Anne; çocuğu olan kadın manasına geliyorsa, ana ne manaya
geliyor? Yavrusu olan dişi hayvan manasına da geliyor ama sadece dişi hayvan
manasına mı geliyor? Elbette hayır..
Anne; velinimet manasına da geliyor. Biz veliyye diyelim aziz
tanınan bazı hanımlarımıza anne manası derin bir kimlik çünkü.
Derinlik değil miydi Yusuf’u güzel , Meryem’i İffetli
kılan? Terazinin ağır basan yanıydı onlar.
Konumuz annecilik, evciliği andırır gibi evet…. Hafife alınmasın
diye evde kurmaya çalıştığımız otoriteden sokaklara dökülmemize sebep kadın
hakları nida’larımıza kadar uzanan vasfımız. Çirkiniz.. en kötüsü de bu fiziksel
değil, farkında değiliz.
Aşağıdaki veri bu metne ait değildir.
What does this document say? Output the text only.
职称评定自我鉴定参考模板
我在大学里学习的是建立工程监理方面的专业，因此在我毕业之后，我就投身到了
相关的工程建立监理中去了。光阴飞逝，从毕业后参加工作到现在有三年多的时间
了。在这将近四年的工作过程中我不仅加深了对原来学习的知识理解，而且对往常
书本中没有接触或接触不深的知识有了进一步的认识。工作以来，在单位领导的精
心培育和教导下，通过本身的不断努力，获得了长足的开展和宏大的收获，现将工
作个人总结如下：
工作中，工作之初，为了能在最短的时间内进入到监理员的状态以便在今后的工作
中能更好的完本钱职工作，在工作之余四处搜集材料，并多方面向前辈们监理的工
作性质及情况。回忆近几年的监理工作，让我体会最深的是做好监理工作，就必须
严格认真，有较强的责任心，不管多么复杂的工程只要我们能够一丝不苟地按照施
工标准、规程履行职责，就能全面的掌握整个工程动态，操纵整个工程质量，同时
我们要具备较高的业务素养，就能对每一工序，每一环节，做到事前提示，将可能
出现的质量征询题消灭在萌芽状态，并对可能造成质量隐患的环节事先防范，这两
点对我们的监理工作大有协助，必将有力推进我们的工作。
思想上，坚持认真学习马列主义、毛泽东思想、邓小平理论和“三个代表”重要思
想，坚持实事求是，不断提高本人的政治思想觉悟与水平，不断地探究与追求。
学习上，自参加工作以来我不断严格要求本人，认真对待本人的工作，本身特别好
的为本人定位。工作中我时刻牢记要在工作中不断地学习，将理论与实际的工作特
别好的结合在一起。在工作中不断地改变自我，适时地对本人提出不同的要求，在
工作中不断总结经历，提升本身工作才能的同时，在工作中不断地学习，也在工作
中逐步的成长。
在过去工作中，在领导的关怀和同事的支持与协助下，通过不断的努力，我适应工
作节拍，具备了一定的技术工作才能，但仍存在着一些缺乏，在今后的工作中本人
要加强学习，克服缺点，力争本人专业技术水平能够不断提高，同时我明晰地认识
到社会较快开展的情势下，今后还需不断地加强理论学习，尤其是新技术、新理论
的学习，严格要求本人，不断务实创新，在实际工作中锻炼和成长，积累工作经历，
Başka birisini kırarak kendimizi tamir edemeyiz. Niye
anlamıyoruz? Kahrolsun erkekler yaşasın mı kadınlar? Kahrolsun ev hanımları
yaşasın mı feministler? Eşitliği bayanlar arasında dengeleyemeyen narsist çok çalışkan
hanım kardeşlerimiz ev hanımlığını el üstünde tutmak istemiyor. Kahrolsun
erkekler ama kahrolmasın çalışan iş kadınları. Kültür ve statü bakımından
kendini oyunun galibi sanan sonradan görmeler diye noktalayabiliriz bu cümleyi.
Derinden yaralayan öyle işine sadık hanım kardeşlerimiz var ki ama yalnızca
işlerine sadık.
Biz biliriz ki nasipten öte yol yok.. iyi çıkarsa bahtına,
kötü çıkarsa da bahtına…imtihan dersin devam edersin yoluna. Bu durumun
kaygısını en çok yaşayanlar bayanlardır. Erkekler yaşamıyor değil elbette
bayanlara nazaran kaygıları az diyebiliriz.
Ev hanımları nasıl bir duvar ördüyse piyasada milletimiz
kazandığı parayla çocuklarına bakacak ev hanımı satın almak istiyor.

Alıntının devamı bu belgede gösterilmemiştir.